Wichtige Infos für Käufer: Grunderwerbsteuer nach Bundesland | AfA-Abschreibung
Mehr zu dieser Stadt: Immobilien kaufen Bremerhaven: Hafenstad
Standortanalyse: So bewertest du eine Stadt als Kapitalanlage
- Schritt 1: Bevölkerungsprognose 2035 prüfen: wächst, stagniert oder schrumpft die Stadt?
- Schritt 2: Wirtschaftsstruktur analysieren: Ist die Stadt von einem Arbeitgeber abhängig?
- Schritt 3: Leerstandsquote recherchieren: < 3 % = Nachfragemarkt, > 5 % = Vorsicht
- Schritt 4: Mietpreisentwicklung der letzten 5 Jahre: steigen Mieten über Inflation?

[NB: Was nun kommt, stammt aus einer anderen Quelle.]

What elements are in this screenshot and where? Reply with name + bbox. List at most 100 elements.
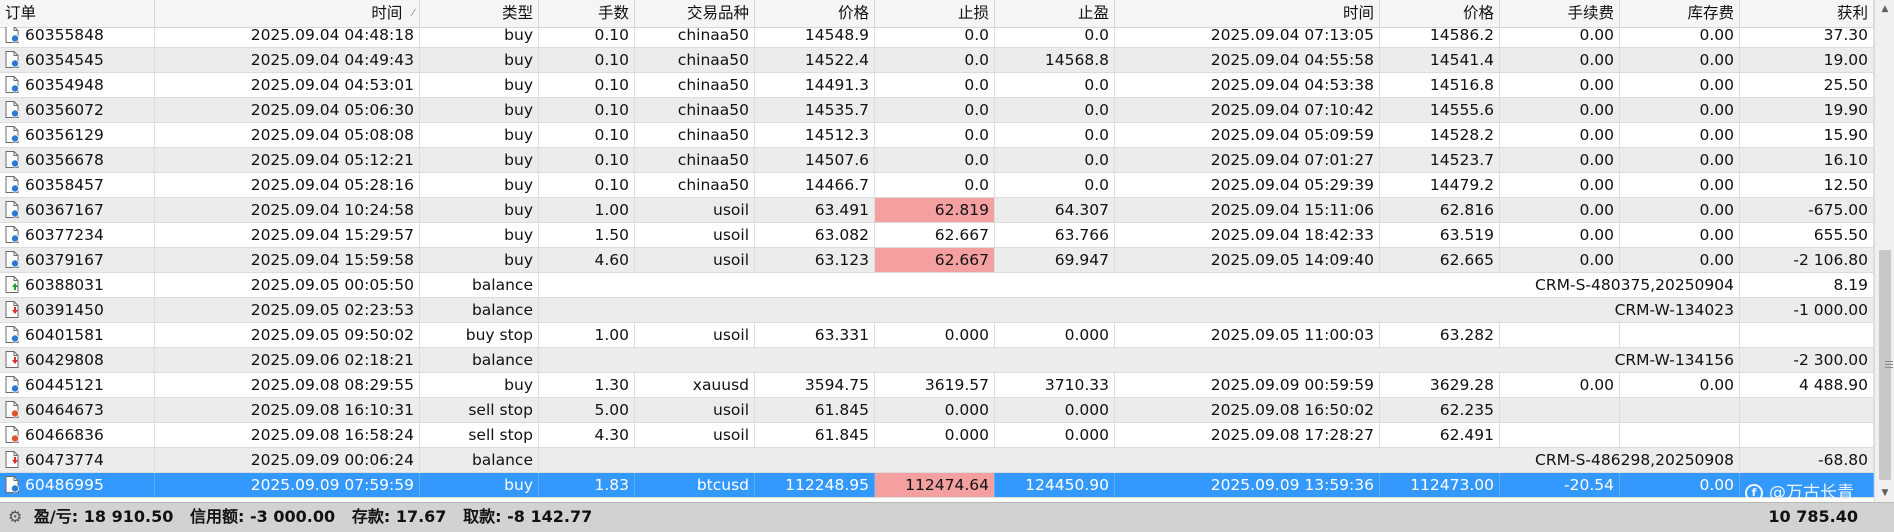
table-row[interactable]: 60367167 2025.09.04 10:24:58 buy 1.00 usoil 6… (0, 198, 1874, 223)
open-time-cell: 2025.09.09 00:06:24 (155, 448, 420, 472)
header-commission-label: 手续费 (1567, 4, 1614, 22)
comment-cell: CRM-S-486298,20250908 (539, 448, 1740, 472)
gear-icon[interactable]: ⚙ (8, 507, 22, 526)
close-time-cell: 2025.09.08 16:50:02 (1115, 398, 1380, 422)
header-price[interactable]: 价格 (755, 0, 875, 27)
profit-cell: -675.00 (1740, 198, 1874, 222)
table-row[interactable]: 60486995 2025.09.09 07:59:59 buy 1.83 btcusd… (0, 473, 1874, 498)
volume-cell: 1.50 (539, 223, 635, 247)
header-volume[interactable]: 手数 (539, 0, 635, 27)
takeprofit-cell: 69.947 (995, 248, 1115, 272)
table-row[interactable]: 60464673 2025.09.08 16:10:31 sell stop 5.00… (0, 398, 1874, 423)
header-symbol[interactable]: 交易品种 (635, 0, 755, 27)
commission-cell: 0.00 (1500, 248, 1620, 272)
scroll-up-arrow-icon[interactable]: ▲ (1875, 0, 1894, 18)
symbol-cell: usoil (635, 198, 755, 222)
order-id: 60367167 (25, 201, 104, 219)
vertical-scrollbar[interactable]: ▲ ▼ (1874, 0, 1894, 502)
table-row[interactable]: 60355848 2025.09.04 04:48:18 buy 0.10 chinaa… (0, 27, 1874, 48)
order-id-cell: 60377234 (0, 223, 155, 247)
table-row[interactable]: 60391450 2025.09.05 02:23:53 balance CRM-W-… (0, 298, 1874, 323)
watermark-text: @万古长青 (1769, 483, 1854, 503)
order-id-cell: 60445121 (0, 373, 155, 397)
buy-order-icon (5, 476, 19, 493)
scroll-down-arrow-icon[interactable]: ▼ (1875, 484, 1894, 502)
table-row[interactable]: 60377234 2025.09.04 15:29:57 buy 1.50 usoil 6… (0, 223, 1874, 248)
comment-cell: CRM-W-134023 (539, 298, 1740, 322)
header-close-price[interactable]: 价格 (1380, 0, 1500, 27)
type-cell: balance (420, 448, 539, 472)
order-id: 60377234 (25, 226, 104, 244)
table-row[interactable]: 60388031 2025.09.05 00:05:50 balance CRM-S-… (0, 273, 1874, 298)
open-price-cell: 63.123 (755, 248, 875, 272)
close-time-cell: 2025.09.05 11:00:03 (1115, 323, 1380, 347)
profit-cell: 8.19 (1740, 273, 1874, 297)
header-profit[interactable]: 获利 (1740, 0, 1874, 27)
commission-cell: 0.00 (1500, 98, 1620, 122)
buy-order-icon (5, 201, 19, 218)
header-order[interactable]: 订单 (0, 0, 155, 27)
table-row[interactable]: 60473774 2025.09.09 00:06:24 balance CRM-S-… (0, 448, 1874, 473)
table-row[interactable]: 60429808 2025.09.06 02:18:21 balance CRM-W-… (0, 348, 1874, 373)
header-type[interactable]: 类型 (420, 0, 539, 27)
table-row[interactable]: 60356072 2025.09.04 05:06:30 buy 0.10 chinaa… (0, 98, 1874, 123)
commission-cell: 0.00 (1500, 73, 1620, 97)
order-id: 60354545 (25, 51, 104, 69)
scrollbar-thumb[interactable] (1879, 250, 1893, 480)
symbol-cell: chinaa50 (635, 173, 755, 197)
type-cell: buy (420, 98, 539, 122)
deposit-value: 17.67 (395, 507, 447, 526)
table-row[interactable]: 60356678 2025.09.04 05:12:21 buy 0.10 chinaa… (0, 148, 1874, 173)
header-time[interactable]: 时间 ⁄ (155, 0, 420, 27)
volume-cell: 0.10 (539, 98, 635, 122)
table-row[interactable]: 60466836 2025.09.08 16:58:24 sell stop 4.30… (0, 423, 1874, 448)
open-price-cell: 112248.95 (755, 473, 875, 497)
history-window: 订单 时间 ⁄ 类型 手数 交易品种 价格 止损 止盈 时间 价格 手续费 库存费 获利 60355848… (0, 0, 1894, 532)
commission-cell: 0.00 (1500, 223, 1620, 247)
order-id: 60464673 (25, 401, 104, 419)
takeprofit-cell: 0.0 (995, 148, 1115, 172)
stoploss-cell: 0.000 (875, 323, 995, 347)
open-time-cell: 2025.09.09 07:59:59 (155, 473, 420, 497)
swap-cell: 0.00 (1620, 123, 1740, 147)
order-id-cell: 60466836 (0, 423, 155, 447)
takeprofit-cell: 124450.90 (995, 473, 1115, 497)
header-stoploss[interactable]: 止损 (875, 0, 995, 27)
header-commission[interactable]: 手续费 (1500, 0, 1620, 27)
symbol-cell: usoil (635, 248, 755, 272)
total-profit: 10 785.40 (1768, 507, 1858, 526)
withdraw-value: -8 142.77 (507, 507, 593, 526)
takeprofit-cell: 0.000 (995, 398, 1115, 422)
symbol-cell: chinaa50 (635, 27, 755, 47)
stoploss-cell: 0.0 (875, 123, 995, 147)
stoploss-cell: 3619.57 (875, 373, 995, 397)
buy-order-icon (5, 376, 19, 393)
table-row[interactable]: 60354545 2025.09.04 04:49:43 buy 0.10 chinaa… (0, 48, 1874, 73)
swap-cell: 0.00 (1620, 198, 1740, 222)
table-row[interactable]: 60356129 2025.09.04 05:08:08 buy 0.10 chinaa… (0, 123, 1874, 148)
order-id: 60356678 (25, 151, 104, 169)
table-row[interactable]: 60445121 2025.09.08 08:29:55 buy 1.30 xauusd… (0, 373, 1874, 398)
sell-order-icon (5, 401, 19, 418)
header-swap[interactable]: 库存费 (1620, 0, 1740, 27)
watermark-logo-icon: f (1745, 484, 1763, 502)
stoploss-cell: 62.667 (875, 223, 995, 247)
stoploss-cell: 62.667 (875, 248, 995, 272)
swap-cell: 0.00 (1620, 248, 1740, 272)
open-price-cell: 14522.4 (755, 48, 875, 72)
order-id-cell: 60388031 (0, 273, 155, 297)
table-row[interactable]: 60401581 2025.09.05 09:50:02 buy stop 1.00 u… (0, 323, 1874, 348)
open-time-cell: 2025.09.08 16:58:24 (155, 423, 420, 447)
table-row[interactable]: 60379167 2025.09.04 15:59:58 buy 4.60 usoil 6… (0, 248, 1874, 273)
table-row[interactable]: 60354948 2025.09.04 04:53:01 buy 0.10 chinaa… (0, 73, 1874, 98)
close-time-cell: 2025.09.04 04:55:58 (1115, 48, 1380, 72)
type-cell: buy (420, 48, 539, 72)
order-id: 60355848 (25, 27, 104, 44)
table-row[interactable]: 60358457 2025.09.04 05:28:16 buy 0.10 chinaa… (0, 173, 1874, 198)
order-id-cell: 60391450 (0, 298, 155, 322)
type-cell: buy (420, 198, 539, 222)
header-close-time[interactable]: 时间 (1115, 0, 1380, 27)
header-takeprofit[interactable]: 止盈 (995, 0, 1115, 27)
symbol-cell: chinaa50 (635, 123, 755, 147)
swap-cell (1620, 323, 1740, 347)
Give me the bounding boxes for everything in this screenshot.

- Schritt 5: Infrastruktur prüfen: ÖPNV, Schulen, Einkauf — das ist was Mieter wollen
Rendite-Vergleich Städtekategorien 2026
| Städtekategorie | Kaufpreis Ø €/m² | Nettomietrendite Ø | Leerstandsrisiko |
|---|---|---|---|
| A-Städte (Mü, Hh, Ffm) | 7.000–12.000 € | 1,8–3,0 % | sehr gering |
| B-Städte (Nürnberg, Leipzig) | 2.500–5.500 € | 3,5–5,5 % | gering |
| C-Städte (Kleinstädte) | 1.000–3.000 € | 5,0–9,0 % | mittel–hoch |
| D-Lagen (schrumpfende Städte) | 300–1.500 € | 8,0–15,0 % | hoch |
Die Hierarchie der deutschen Immobilienmärkte ist in Bewegung. Während Metropolen teuer bleiben, profitieren B-Städte von einem strukturellen Bedeutungsgewinn: Remote-Work-Migration, Hochschulausbau und Infrastrukturinvestitionen stärken Hannover, Nürnberg, Leipzig und Dresden. 2026 gilt: B-Städte mit Bevölkerungsplus und diversifizierter Wirtschaft sind die attraktivsten Kapitalanlage-Standorte. C-Lagen (schrumpfende Städte) nur für erfahrene Investoren mit Leerstandstoleranz.